Operator sizeof (AKA Reading Berkeley's FM, take II)

Last time I told you about an evil snipet I found on Oracle Berkeley DB's manual:

  skey->size = sizeof((struct student_record *)pdata->data)->last_name;

And we concluded it's trying to... well, dereference a number. And yet it compiles. What the hell is going on there?

The answer here is in the subtleties of the sizeof operator. That's right, operator, not function. Plus is an operator. Less is an operator. * is a (unary) operator. sizeof is a unary operator too. The relevance of this is that operators can behave in more bizzare ways than functions do. In this case there's a difference between this two lines:

  MyClass x;
  int a = sizeof(MyClass);
  int b = sizeof(x);

A very subtle difference. Can you spot it? a and b will have the exact same value, rest assured.

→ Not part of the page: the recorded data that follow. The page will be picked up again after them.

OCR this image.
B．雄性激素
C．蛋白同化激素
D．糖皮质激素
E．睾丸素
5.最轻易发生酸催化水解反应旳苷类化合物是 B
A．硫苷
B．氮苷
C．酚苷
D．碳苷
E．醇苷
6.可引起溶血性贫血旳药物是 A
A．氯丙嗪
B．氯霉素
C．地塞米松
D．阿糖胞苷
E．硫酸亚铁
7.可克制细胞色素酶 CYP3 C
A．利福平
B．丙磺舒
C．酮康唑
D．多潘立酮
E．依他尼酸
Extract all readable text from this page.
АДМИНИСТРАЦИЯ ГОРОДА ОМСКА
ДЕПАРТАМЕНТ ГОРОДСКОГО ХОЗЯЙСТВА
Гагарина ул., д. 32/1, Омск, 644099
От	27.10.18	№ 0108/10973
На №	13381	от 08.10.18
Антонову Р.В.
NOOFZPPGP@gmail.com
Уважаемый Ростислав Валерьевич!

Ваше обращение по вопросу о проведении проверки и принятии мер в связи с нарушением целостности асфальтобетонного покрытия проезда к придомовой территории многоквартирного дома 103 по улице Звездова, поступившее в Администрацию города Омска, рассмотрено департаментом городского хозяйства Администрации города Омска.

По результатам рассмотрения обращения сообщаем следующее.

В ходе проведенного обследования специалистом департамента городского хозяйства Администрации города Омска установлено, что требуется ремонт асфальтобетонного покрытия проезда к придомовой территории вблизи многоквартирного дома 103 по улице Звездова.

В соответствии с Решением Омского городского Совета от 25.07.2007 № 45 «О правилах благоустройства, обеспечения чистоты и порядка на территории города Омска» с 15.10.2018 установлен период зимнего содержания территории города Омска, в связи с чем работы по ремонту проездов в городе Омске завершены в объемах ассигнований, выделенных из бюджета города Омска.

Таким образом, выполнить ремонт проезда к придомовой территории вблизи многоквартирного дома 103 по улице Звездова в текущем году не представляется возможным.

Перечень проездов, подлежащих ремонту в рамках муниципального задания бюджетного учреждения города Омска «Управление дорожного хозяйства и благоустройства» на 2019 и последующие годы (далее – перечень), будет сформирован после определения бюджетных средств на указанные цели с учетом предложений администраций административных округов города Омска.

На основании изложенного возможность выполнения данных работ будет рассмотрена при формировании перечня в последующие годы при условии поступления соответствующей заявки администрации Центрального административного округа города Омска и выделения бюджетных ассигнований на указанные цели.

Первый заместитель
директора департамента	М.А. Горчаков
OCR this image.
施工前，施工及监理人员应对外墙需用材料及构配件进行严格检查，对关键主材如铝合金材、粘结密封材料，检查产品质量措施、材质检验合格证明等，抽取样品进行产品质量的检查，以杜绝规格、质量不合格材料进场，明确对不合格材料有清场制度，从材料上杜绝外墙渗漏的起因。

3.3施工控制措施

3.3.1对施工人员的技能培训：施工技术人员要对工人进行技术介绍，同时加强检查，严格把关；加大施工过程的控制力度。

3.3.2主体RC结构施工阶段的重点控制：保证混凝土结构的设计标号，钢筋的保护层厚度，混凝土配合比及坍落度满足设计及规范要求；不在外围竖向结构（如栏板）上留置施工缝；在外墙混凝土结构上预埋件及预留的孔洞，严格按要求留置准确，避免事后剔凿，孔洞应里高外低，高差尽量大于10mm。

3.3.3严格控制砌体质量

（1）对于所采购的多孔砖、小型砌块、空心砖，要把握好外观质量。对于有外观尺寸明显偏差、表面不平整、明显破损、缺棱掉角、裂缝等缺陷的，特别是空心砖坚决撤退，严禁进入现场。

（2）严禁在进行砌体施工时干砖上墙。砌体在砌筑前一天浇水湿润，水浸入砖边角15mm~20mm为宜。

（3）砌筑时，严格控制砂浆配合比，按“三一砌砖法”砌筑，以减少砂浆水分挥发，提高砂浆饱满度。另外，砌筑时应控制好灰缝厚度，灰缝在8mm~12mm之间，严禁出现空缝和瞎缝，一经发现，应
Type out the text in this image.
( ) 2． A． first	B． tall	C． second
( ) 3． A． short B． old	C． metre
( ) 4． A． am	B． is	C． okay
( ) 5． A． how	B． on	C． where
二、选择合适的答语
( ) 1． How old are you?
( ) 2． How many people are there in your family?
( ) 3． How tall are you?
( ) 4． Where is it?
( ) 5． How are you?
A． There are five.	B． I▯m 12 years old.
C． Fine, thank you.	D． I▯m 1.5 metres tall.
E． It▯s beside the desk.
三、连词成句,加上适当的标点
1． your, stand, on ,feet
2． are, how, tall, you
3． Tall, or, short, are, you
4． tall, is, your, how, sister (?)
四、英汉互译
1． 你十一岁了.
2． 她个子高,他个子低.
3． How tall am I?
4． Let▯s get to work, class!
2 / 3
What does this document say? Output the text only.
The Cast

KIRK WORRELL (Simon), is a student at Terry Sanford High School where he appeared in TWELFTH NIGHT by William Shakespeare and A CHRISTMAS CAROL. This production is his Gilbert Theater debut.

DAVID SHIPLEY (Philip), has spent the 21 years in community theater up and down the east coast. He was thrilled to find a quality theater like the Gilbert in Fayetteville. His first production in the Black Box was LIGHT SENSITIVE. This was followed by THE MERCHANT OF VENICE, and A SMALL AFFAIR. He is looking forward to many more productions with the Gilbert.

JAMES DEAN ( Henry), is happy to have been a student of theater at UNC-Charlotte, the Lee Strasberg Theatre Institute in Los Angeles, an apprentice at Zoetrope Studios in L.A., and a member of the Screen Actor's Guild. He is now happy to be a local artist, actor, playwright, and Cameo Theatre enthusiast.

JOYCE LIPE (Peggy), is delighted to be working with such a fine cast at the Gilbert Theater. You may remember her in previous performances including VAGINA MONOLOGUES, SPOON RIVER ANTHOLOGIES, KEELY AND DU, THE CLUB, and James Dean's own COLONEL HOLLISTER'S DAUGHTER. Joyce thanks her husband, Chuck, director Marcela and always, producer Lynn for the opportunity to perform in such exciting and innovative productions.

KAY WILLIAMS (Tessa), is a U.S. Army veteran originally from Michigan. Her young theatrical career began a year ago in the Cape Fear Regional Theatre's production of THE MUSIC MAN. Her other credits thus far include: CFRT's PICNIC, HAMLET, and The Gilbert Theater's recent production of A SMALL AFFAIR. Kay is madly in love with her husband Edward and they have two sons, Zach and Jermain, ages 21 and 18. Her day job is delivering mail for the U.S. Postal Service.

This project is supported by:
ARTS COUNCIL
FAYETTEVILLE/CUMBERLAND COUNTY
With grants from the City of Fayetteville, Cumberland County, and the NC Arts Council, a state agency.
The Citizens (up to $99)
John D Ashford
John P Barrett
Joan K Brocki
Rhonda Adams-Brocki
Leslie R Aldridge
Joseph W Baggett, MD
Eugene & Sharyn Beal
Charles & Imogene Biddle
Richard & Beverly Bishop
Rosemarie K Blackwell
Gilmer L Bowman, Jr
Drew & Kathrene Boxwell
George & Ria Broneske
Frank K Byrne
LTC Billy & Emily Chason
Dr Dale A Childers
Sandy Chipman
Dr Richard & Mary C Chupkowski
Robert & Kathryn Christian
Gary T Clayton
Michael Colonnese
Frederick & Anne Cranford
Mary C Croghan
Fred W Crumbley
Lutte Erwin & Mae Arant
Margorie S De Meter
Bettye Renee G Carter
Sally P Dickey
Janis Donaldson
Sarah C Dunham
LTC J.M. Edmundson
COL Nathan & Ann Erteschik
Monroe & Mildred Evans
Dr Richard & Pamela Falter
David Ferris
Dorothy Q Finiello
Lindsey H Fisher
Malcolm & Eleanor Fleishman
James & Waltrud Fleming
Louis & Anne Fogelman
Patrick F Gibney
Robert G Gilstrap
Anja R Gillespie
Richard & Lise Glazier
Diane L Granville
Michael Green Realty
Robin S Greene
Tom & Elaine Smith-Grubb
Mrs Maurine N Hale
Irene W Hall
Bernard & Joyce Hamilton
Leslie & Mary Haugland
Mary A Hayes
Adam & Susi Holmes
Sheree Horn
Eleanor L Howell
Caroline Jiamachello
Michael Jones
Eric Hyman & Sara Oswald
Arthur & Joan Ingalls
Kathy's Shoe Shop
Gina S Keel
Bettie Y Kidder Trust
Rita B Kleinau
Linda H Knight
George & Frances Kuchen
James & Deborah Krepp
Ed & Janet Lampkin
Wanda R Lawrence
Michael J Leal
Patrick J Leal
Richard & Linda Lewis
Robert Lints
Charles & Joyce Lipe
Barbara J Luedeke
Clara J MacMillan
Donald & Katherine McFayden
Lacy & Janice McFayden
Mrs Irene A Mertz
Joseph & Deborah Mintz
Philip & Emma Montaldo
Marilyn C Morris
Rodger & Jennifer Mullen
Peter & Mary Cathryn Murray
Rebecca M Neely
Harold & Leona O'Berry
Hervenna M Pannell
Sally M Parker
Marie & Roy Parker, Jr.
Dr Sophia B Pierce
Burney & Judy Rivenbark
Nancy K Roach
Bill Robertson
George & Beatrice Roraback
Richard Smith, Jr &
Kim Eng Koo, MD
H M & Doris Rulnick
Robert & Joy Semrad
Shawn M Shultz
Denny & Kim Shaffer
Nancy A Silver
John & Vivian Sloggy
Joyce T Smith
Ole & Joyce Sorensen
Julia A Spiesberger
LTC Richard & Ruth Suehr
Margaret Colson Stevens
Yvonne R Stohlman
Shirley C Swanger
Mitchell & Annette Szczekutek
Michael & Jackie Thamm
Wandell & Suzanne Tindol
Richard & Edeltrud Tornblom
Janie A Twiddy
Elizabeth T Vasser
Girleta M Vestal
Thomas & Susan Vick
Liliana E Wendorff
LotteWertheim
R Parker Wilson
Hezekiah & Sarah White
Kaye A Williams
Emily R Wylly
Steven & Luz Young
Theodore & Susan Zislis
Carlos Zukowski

The difference is in the operator itself: sizeof MUST have parenthesis when applied to a type name, yet parenthesis are optional when applied to an instance of a datatype, so this code is legal:

  MyClass x;
  int a = sizeof(MyClass);
  int b = sizeof x;

Oh, wait, the fun doesn't stop there: sizeof also has bizarre precedence order, meaning it won't get applied as you expect it. So, this is valid too:

  struct MyClass { int y; } x;
  int b = sizeof x->y;

Can you see where we are going? Knowing that sizeof will be applied last lets you write something like this too:

  void *ptr = ...
  int b = sizeof((X*)ptr)->y;

Which means nothing else than "store in b the size of member y in struct X. It should be easy to see why BDB's example does compile, and why did I spend half an hour trying to understand the reason it compiled fine.

By using some more casts and a clever arangement of parenthesis you can come up with a great job security device.